In mid-August 2014, one of the "Horyn" companies was shelled by rocket artillery for several days, a rumor about the alleged destruction of the "Horyn" battalion was spread on the Internet, which was not true. According to combatant Oleksandr Tsysia, it was really difficult at times on the front line. In an interview from 2016, the combatant mentions that the battalion was with the headquarters of the 8th Corps during the August battles near Ilovaisk. When encirclement was threatened, the 2nd company of the battalion went out together with part of the headquarters of the 8th corps. According to the combatant, during the withdrawal, the units of the battalion were deployed twice for a possible repulse of the attack, but the Russian tank column passed by, and the battalion left without casualties

«Horyn», which was supposed to work in the rear, came under systematic shelling by "Grad" and "Uragan" many times, including in Amvrosiivka, Solntseve, Granitne, Blagodatne, etc. They had to retreat to prevent encirclement twice.
— Combat Oleksandr Tsis, September 2014.
In the fall of 2014, the 2nd Ukrainian Territorial Defense Battalion was assigned to the Zaporizhzhia region to protect strategically important objects.

===Re-organization===
On October 7, 2014, a directive of the Ministry of Defense (Ukraine) and the General Staff of the Armed Forces of Ukraine was adopted on the reformation of the 2nd Ukrainian Defense Battalion into a separate motorized infantry battalion (Rivne), subordinated to unit B0259 of Operational Command North.

The personnel of the 2nd Ukrainian Territorial Defense Battalion spoke in favor of preserving the territorial nature of the unit.
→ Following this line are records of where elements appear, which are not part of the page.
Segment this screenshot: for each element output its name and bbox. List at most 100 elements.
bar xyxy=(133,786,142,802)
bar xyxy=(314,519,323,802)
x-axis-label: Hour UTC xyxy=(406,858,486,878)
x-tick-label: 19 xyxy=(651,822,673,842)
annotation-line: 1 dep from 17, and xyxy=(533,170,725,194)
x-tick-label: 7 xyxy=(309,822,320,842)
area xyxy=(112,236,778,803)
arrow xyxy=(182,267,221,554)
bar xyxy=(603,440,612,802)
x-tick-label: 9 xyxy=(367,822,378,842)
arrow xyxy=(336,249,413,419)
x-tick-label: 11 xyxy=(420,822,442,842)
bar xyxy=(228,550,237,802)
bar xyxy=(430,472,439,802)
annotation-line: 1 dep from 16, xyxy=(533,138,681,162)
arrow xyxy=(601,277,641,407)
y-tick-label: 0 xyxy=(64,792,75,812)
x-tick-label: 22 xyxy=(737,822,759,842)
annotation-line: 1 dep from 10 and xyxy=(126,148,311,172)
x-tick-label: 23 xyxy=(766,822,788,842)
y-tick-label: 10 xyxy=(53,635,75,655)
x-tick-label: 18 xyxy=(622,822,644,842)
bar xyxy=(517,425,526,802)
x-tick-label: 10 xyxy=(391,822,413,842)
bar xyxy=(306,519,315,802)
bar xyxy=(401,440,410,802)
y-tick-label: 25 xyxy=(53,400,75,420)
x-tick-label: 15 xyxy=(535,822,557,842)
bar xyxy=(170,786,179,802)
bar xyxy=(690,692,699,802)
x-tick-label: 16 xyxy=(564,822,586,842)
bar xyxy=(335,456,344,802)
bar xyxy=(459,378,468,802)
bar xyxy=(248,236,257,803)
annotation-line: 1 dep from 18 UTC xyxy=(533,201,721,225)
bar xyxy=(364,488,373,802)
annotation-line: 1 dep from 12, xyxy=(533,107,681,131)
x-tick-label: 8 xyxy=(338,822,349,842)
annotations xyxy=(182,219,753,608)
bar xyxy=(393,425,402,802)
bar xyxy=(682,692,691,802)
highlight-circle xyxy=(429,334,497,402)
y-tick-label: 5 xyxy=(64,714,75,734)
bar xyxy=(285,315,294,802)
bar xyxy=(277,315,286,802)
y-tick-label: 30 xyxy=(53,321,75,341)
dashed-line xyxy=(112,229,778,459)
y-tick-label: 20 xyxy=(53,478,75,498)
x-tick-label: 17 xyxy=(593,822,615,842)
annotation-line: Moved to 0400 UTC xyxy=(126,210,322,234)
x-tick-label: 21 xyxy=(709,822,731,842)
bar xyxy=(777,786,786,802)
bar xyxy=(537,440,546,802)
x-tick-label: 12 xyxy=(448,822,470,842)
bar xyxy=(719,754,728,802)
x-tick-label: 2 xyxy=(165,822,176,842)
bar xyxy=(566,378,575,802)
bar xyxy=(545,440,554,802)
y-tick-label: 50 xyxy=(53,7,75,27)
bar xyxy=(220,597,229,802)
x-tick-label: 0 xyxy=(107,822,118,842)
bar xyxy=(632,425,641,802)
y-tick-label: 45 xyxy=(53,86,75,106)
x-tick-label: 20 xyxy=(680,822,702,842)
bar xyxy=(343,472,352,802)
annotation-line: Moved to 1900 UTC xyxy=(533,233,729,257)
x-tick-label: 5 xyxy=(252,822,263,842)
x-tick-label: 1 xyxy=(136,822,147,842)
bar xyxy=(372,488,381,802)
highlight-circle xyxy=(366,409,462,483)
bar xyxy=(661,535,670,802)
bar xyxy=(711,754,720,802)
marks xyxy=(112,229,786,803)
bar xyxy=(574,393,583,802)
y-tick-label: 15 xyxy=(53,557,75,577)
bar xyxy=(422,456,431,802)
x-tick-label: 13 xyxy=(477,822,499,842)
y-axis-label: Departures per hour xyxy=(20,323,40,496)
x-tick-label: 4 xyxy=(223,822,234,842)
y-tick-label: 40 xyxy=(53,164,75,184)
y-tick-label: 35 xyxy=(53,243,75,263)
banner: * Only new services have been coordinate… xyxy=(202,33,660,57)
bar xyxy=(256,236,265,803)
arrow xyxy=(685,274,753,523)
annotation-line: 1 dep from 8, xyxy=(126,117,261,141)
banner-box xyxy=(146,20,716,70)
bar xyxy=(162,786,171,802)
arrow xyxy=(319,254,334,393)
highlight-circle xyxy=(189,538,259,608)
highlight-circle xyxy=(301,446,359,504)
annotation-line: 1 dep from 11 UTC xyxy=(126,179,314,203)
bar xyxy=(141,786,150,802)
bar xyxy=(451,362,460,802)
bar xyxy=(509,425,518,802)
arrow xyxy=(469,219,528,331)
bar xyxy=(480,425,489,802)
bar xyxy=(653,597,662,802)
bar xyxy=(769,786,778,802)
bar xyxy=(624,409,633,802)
The head of the Rivne Oblast Council Mykhailo Kirillov and the head of the Rivne Regional State Administration Serhiy Rybachok appealed to the Minister of Defense Stepan Poltorak with a request not to reformat "Horyn".

On November 10, on the air of ICTV, the Minister of Defense stated: The newly-created volunteer battalions played an important role in the anti-terrorist operation and now their inclusion in the permanent units of the army will provide an opportunity to plan activities clearly... Regarding territorial defense battalions, the appropriate decision has already been made to make them part of regular units which will be part of the permanent units of the army.

The Battalion has since been reorganized into the 30th Mechanized Brigade (Ukraine).